Freire’s second chapter.
I started reading Freire’s second chapter.
He speaks of “banking education”, where there is of deposit and reception of contents, which does not bring any form of creativity, transformation and change.
I saw my nephew’s transaction from good boy to good student. I wonder if he has the right to be a bad student and a good child or all possible combinations of creativity, transformation, and change in himself and his environment. At what age is a child allowed to say: this just doesn’t fit my vision of my future.
I remember that school had not particularly impressed me: life was more interesting for me. But only until the third grade (9-10 years old). After a bad grade (it seems to be a 4 on a scale of 10, marked with the red pen on the paper) I realized that something was wrong, that I had to account in the morning for what I was doing for the rest of my day.
I remember waiting for my mother to bring the food to the dog that was in the garden to show her my paper. I was curious to understand what that grade was for her, and how I had to interpret it. My mother, from her base of peripheral interest in the world of school, gave me a vague and neutral answer. But I remember my emotional state: for my mother this vote is neutral; for the school no, it looks to be of vital importance.
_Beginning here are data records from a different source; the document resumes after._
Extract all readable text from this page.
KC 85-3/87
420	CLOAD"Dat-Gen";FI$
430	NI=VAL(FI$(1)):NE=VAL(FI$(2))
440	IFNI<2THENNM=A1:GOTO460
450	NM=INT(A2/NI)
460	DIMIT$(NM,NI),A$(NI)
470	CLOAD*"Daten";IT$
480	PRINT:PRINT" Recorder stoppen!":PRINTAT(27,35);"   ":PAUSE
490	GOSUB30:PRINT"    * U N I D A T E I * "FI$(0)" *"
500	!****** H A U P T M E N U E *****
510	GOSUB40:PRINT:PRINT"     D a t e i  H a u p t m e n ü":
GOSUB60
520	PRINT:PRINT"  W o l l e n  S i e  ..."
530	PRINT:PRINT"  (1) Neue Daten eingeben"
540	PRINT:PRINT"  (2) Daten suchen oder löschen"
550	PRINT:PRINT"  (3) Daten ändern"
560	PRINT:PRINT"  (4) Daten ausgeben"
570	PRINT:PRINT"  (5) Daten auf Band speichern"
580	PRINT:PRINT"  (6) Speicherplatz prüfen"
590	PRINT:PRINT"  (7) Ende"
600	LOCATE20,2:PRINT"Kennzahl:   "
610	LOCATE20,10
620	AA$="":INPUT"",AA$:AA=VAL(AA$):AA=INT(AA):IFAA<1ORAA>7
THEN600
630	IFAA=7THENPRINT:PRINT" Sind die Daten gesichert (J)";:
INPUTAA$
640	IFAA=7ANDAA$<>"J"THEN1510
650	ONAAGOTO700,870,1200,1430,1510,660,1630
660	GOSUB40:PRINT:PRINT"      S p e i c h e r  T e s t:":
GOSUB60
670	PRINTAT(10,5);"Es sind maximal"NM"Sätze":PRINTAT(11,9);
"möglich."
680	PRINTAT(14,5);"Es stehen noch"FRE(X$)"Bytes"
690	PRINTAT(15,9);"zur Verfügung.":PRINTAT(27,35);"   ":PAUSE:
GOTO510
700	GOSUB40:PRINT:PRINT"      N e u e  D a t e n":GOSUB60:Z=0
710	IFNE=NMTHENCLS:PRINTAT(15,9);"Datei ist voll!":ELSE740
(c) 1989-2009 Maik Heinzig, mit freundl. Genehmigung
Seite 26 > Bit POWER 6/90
So, my choice was between my mother (I need you to be a good girl and you go to the school) and the school vision (red notes for missing the restitution of the content). So it was my responsibility to choose one system value: I decide to stick to the school vision system because I need to go there in the morning.
At that moment I became a student. I never bored again my mother with my notes. All were “green” just to let me continue to attend all my morning lessons.
“The educator who projects ignorance camps on its fixed, invariable positions. He/She will always be the one or the one who knows, while the students will remain those and those who don’t know. This rigidity denies education
and knowledge as a research process” (p. 68 French edition).
I have never questioned my right to my opinion in the school system. No one has ever asked me for my opinion. Even today I find it difficult to legitimize the expression of my opinion. I think it is a retraction of passivity that becomes a bodily, mental, and existential habitus. A passivity to be shaken off. As Freire says, we must act in the fullness of our actions and not wait to become one after the fight. The game is in our hands.
The question of authority challenges me a lot today as an educator: how much space should I give to students; how they realize their right to information and access to information; how to be transformative in my action toward them without imposing my values and my vision. The main questions are: how much are they and I aware of what is happening now in the classroom? How free and conscious are we during our teaching and learning activities?
“raison d’être de l’éducation libératrice se situe dans son élan initial de conciliation. C’est pourquoi ce type d’éducation implique le dépassement de la contradiction éducateur·rice/élèves afin qu’iels deviennent tous et toutes, simultanément, éducateur·rices et élèves (…) Un savoir qui n’est plus fait d’«expérience vécue», mais d’expérience narrée ou transmise. (…). Plus on leur impose la passivité, plus ils et elles ont tendance à s’adapter naïvement au monde, à la réalité partielle inculquée par les dépôts reçus, au lieu de la transformer.” (p. 71).